After Lincoln’s death, Hay briefly served in the French embassy and William Seward tried to secure him the job of Minister to Sweden but Andrew Johnson rejected this. Hay returned home to Illinois briefly but how are you going to keep them on the farm once they’ve seen Civil War Washington? Restless, Hay sort of floated around Europe, briefly working for the State Department in Vienna, for the rest of the Johnson administration. With a more sympathetic boss in Ulysses Grant, Hay was appointed the secretary of legation for the Spanish embassy. He stayed there for a couple of years but then returned to the U.S. when he the New York Tribune under Horace Greeley brought Hay on as assistant editor. He wasn’t thrilled about Greeley’s run against Grant in 1872 but dutifully supported it, even though this threatened his future as a Republican figure, which has kind of stalled out anyway.
Yet Hay married the daughter of the Cleveland railroad monopolist Amasa Stone and was now financially independent. He moved to Cleveland and became involved in business, being so disgusted by the Great Railroad Strike of 1877 that seemed to portend revolution that he wrote what is supposed to be a really awful 1883 novel titled The Bread-Winners about the evils of these foreign agitators. I’ve been meaning to find a copy of this. He spent the rest of the 1870s reingratiating himself in Republican politics, which finally paid off for him in 1879 when he was appointed Assistant Secretary of State by Rutherford Hayes.
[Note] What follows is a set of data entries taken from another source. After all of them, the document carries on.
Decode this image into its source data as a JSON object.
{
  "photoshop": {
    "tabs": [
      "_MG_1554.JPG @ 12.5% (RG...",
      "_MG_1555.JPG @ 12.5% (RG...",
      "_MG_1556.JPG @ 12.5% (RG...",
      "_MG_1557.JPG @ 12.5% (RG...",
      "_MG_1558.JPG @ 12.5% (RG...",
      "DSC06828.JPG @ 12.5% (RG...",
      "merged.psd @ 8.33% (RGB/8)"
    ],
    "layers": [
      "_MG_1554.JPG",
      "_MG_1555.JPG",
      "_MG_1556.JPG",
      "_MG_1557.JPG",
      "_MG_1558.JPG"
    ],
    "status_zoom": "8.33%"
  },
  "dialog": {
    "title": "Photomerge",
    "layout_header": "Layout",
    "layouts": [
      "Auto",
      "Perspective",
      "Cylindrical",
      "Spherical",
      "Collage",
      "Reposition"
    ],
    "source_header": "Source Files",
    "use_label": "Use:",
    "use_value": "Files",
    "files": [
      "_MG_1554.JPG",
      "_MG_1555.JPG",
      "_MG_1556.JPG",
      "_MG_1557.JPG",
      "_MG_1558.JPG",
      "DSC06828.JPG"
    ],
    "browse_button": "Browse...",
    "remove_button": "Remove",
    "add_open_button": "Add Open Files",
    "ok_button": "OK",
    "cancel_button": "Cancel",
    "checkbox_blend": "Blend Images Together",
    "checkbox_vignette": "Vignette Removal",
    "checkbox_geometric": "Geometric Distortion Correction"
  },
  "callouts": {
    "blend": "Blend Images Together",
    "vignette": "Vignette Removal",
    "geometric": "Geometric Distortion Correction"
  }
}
That lasted until James Garfield’s death in 1881. After that, Hay spent the next 15 years as a rich guy doing rich guy things. He and his wife traveled in Europe most years for several months. He had a giant Gilded Age mansion built. He still wanted to be in politics, but he tended to follow losing candidates such as John Sherman and James Blaine so he remained without an appointment. But he gave Republicans a lot of money and had to be listened to at least.
This finally changed when William McKinley became president in 1897. Hay got on board with McKinley very early and was repaid by being named ambassador to Great Britain, where he was well-known due to his traveling. When John Sherman resigned as Secretary of State in 1898, McKinley called Hay back from London for the job. This was basically Hay’s dream position. The Spanish-American War was basically over by this time, although the massacres of Filipinos by American troops providing the freedom only American troops can provide were to continue for some time. Hay’s big foreign policy play, the Open Door, is always something I’ve found a bit laughable. “Hey France, Britain, Japan, Russia. We want some of your China action too. You should totally open up your concessions to us. We’ll all exploit China together and competition will win out!” It’s not surprising he was sort of blown off on this, although the European nations more or less agreed to some American involvement, but the Open Door was an important transition out of America’s brief colonization phase into a more 20th-century vision of imperial domination through trade without any of the ugliness of governance and direct occupation. Plus the Marines could be sent in if necessary. Hay’s second Open Door note also helped smooth things over in the aftermath of the Boxer Rebellion, which was still terrible for China, but did not lead to any actual land concessions to foreign powers, which was very much on the table.
Roosevelt kept Hay on and although the vainglorious president largely dismissed Hay privately as a tired old coot, Hay played an important role in the newly aggressive American foreign policy regime. Hay had been interested in acquiring Panama from Colombia for a long time and he negotiated the treaty cleaving it from that nation after Roosevelt effectively forced them into it. He also took an openly pro-British foreign policy, which was far from given at the time. Roosevelt thought Hay too much of an Anglophile to be effective as Secretary of State on British matters, but Hay helped smooth over some of the rough patches between the two nations that would become far more important during World War I. Hay’s health weakened severely by 1904 and he died in 1905.
John Hay is buried in Lake View Cemetery, Cleveland, Ohio.